Our sleep is much more efficient than that of our closest animal relatives, a new study has found, allowing us to spend less time in the light stages of sleep, so we can drift more quickly into the deeper states that work so well at restoring our bodies and minds.

By evolving a more efficient method of sleep, we can get by on less - about 7 hours, on average - than other primate species. The southern pig-tailed macaque and the grey mouse lemur, for example, snooze for as many as 14 to 17 hours a day. What's more, some lemurs and monkeys enter the Rapid Eye Movement (REM) mode of sleep - which is of better quality than light dozing - for just 5 percent of the total time they're asleep, compared to around 25 percent for humans.

For the purposes of the study, the researchers from Duke University looked at data collected on hundreds of mammals across 21 different species of primates. The data was then analysed to look for slumber patterns in each species.

It turns out human beings are top of the tree in terms of both the brevity and the efficiency of sleep - we've somehow evolved to get better quality shut-eye in a shorter span of time. Chimpanzees, meanwhile - our closest animal relatives - sleep for an average of 11.5 hours a night.

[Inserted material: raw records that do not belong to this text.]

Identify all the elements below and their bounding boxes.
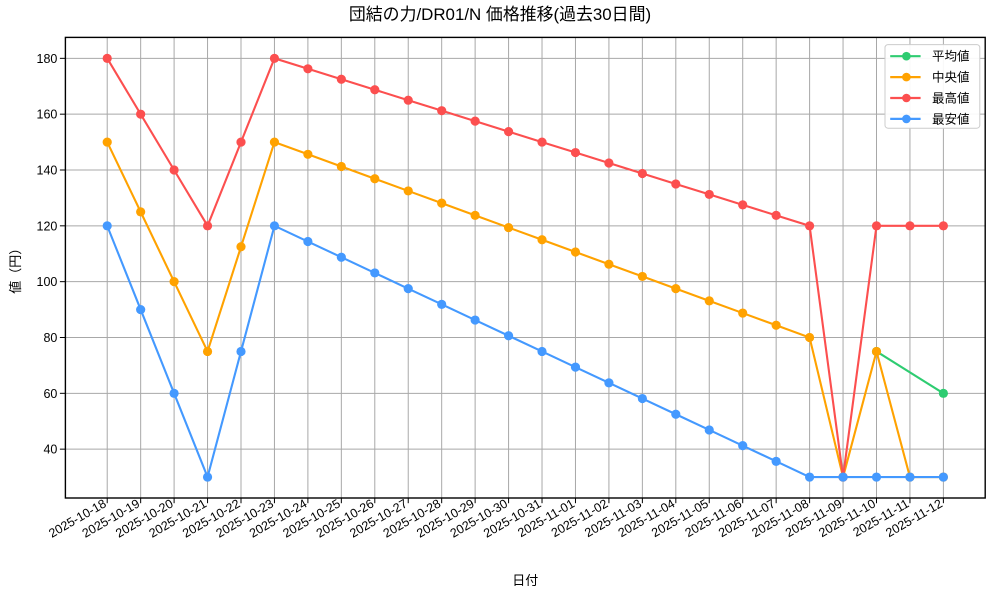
svg-text:100: 100 — [37, 275, 58, 289]
svg-text:140: 140 — [37, 164, 58, 178]
svg-text:日付: 日付 — [512, 573, 538, 588]
svg-text:160: 160 — [37, 108, 58, 122]
svg-text:60: 60 — [43, 387, 57, 401]
svg-text:80: 80 — [43, 331, 57, 345]
svg-text:最安値: 最安値 — [932, 111, 970, 126]
svg-text:40: 40 — [43, 443, 57, 457]
svg-text:平均値: 平均値 — [932, 49, 970, 64]
svg-text:120: 120 — [37, 219, 58, 233]
svg-text:団結の力/DR01/N 価格推移(過去30日間): 団結の力/DR01/N 価格推移(過去30日間) — [349, 5, 651, 24]
svg-text:最高値: 最高値 — [932, 91, 970, 106]
svg-text:中央値: 中央値 — [932, 70, 970, 85]
svg-text:180: 180 — [37, 52, 58, 66]
svg-text:値（円）: 値（円） — [8, 242, 23, 294]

Study co-author David Samson previously logged nearly 2,000 hours watching orangutans in REM and non-REM sleep as part of his dissertation research. He suggests that the shift in humans could have been caused by a switch from building beds in the trees to sleeping on the ground, and then to the comfortable beds we know today.

A more relaxed and warm sleep by the campfire may have originally helped us get more sustenance from a shorter period of slumber, they suggest.

The researchers also hypothesise that, as a species, we gradually cut down our sleeping hours to spend more time on more interesting pursuits: specifically, learning new skills and forging social bonds. Today, of course, it's Netflix binges and the glare of smartphones that are cutting down on our time in bed - but the research indicates the shift started happening a long time ago.

They also looked at a separate study of three remote hunter-gatherer societies in Tanzania, Namibia, and Bolivia, and found that they sleep for slightly longer than the rest of us. This suggests that it's not just the spread of electricity, technology, and an 'always-on' lifestyle that's behind our sleeping patterns, they say.

The researche has been published in Evolutionary Anthropology.